If you compare the visual and the auditory pathways--
this is a block diagram of the auditory pathway,
and there are a lot of brainstem nuclei.
We have the cochlear nucleus, the superior olivary complex,
and the inferior colliculus.
And these latter two get input from the two ears on the two
sides, and they probably do the bulk
of the neural processing for sound localization.
You don't have to do that so much in the visual system
because the visual system, in a sense,
has a mapping of external space already on the retina.
But remember, the inner ears map sound frequency.
And so the inner ears themselves don't know
or don't have a good cue for where
the sound is localized in space.
Instead, you need input from the two sides,
and you need a lot of neural processing
to help you determine where that sound source is
coming from in space.
OK.
So we'll talk about the neural processing
of those binaural cues.
We'll talk toward the end of the course
about the various auditory cortical fields.
These are the cortical fields in the side of the cat's brain.
So this is the front of the brain.
This is looking at the left side of the brain.
This is the rear of the brain where the occipital lobes are,
where V1 is.
And on the side or temporal cortex,
you have the auditory fields, including
A1 or primary auditory cortex.
And we'll talk, at least touch upon a little bit,
toward the end of the course the human auditory-- primary
auditory cortical field is right here on the superior surface
of the superior temporal gyrus.
And just near it, it could be called an auditory association
area, is an area called Wernicke's area
that's very important in processing of language.
And of course, connected with that
is the Broca's area, which is another important language
center, in the dominant hemisphere at least, of humans.
So we'll touch upon that at the very end of the course.
And we'll also have a special topic called bat echolocation,
how bats use their auditory sense to navigate around
the world at night even without their vision.

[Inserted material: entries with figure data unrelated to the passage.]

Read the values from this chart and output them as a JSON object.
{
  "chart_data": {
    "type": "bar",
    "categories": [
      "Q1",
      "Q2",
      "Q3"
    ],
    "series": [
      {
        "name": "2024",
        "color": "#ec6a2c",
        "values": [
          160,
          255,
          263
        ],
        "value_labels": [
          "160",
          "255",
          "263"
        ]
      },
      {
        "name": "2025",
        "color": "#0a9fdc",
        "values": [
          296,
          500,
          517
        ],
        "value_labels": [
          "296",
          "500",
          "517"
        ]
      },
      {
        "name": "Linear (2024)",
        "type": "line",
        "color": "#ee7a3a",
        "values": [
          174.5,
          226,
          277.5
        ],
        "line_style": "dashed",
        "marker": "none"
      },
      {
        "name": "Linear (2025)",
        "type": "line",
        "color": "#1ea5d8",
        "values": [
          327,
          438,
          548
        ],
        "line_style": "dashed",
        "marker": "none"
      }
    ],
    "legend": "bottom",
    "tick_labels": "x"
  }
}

And finally, at the very last class period before the review
sessions, we'll all go over for a tour of the research lab
where I work at the Massachusetts Eye and Ear
Infirmary.
So it's across the Longfellow Bridge right at the end
there where the arrow is.
And we'll have some demonstrations there.
I think last year we had a demonstration
on single-unit recording from an awake animal that's
listening to sound.
We had measurements from humans of the so-called otoacoustic
emissions.
These are sounds that can be detected
in the ear canal with a very sensitive microphone.

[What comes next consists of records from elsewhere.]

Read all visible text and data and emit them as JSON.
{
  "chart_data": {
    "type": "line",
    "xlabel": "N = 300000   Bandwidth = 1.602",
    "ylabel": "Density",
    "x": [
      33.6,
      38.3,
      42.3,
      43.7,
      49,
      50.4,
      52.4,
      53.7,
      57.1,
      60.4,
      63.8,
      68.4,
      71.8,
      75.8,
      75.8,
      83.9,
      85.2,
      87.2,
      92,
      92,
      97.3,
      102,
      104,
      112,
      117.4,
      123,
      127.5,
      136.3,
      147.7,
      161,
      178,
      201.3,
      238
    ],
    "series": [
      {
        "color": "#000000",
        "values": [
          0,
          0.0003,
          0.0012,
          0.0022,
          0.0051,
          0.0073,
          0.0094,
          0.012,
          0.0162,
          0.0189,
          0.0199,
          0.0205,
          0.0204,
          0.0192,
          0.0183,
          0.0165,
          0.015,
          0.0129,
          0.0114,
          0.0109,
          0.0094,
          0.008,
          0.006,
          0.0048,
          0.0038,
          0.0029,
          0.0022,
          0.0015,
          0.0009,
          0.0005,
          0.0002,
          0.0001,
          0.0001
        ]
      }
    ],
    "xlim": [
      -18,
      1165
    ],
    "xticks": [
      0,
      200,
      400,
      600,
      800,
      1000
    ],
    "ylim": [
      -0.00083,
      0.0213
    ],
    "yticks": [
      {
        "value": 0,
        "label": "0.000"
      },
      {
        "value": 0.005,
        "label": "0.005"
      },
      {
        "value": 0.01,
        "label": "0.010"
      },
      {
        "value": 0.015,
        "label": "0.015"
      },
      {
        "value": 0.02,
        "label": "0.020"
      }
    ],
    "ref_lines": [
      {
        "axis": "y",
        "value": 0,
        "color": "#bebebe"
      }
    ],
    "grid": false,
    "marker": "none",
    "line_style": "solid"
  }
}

They're used in tests of hearing.
And I also think we had a discussion
of imaging of the auditory system.
And of course, if you've ever listened to an MRI machine,
it's sort of described sometimes as being
as loud as being inside a washing machine.
And it's very challenging for people
that image subjects who are listening
to especially very low-level sounds
when there's all this background noise coming from the imaging
machine.
So there's some special things that
are done to minimize the noise coming
from the imager in auditory studies.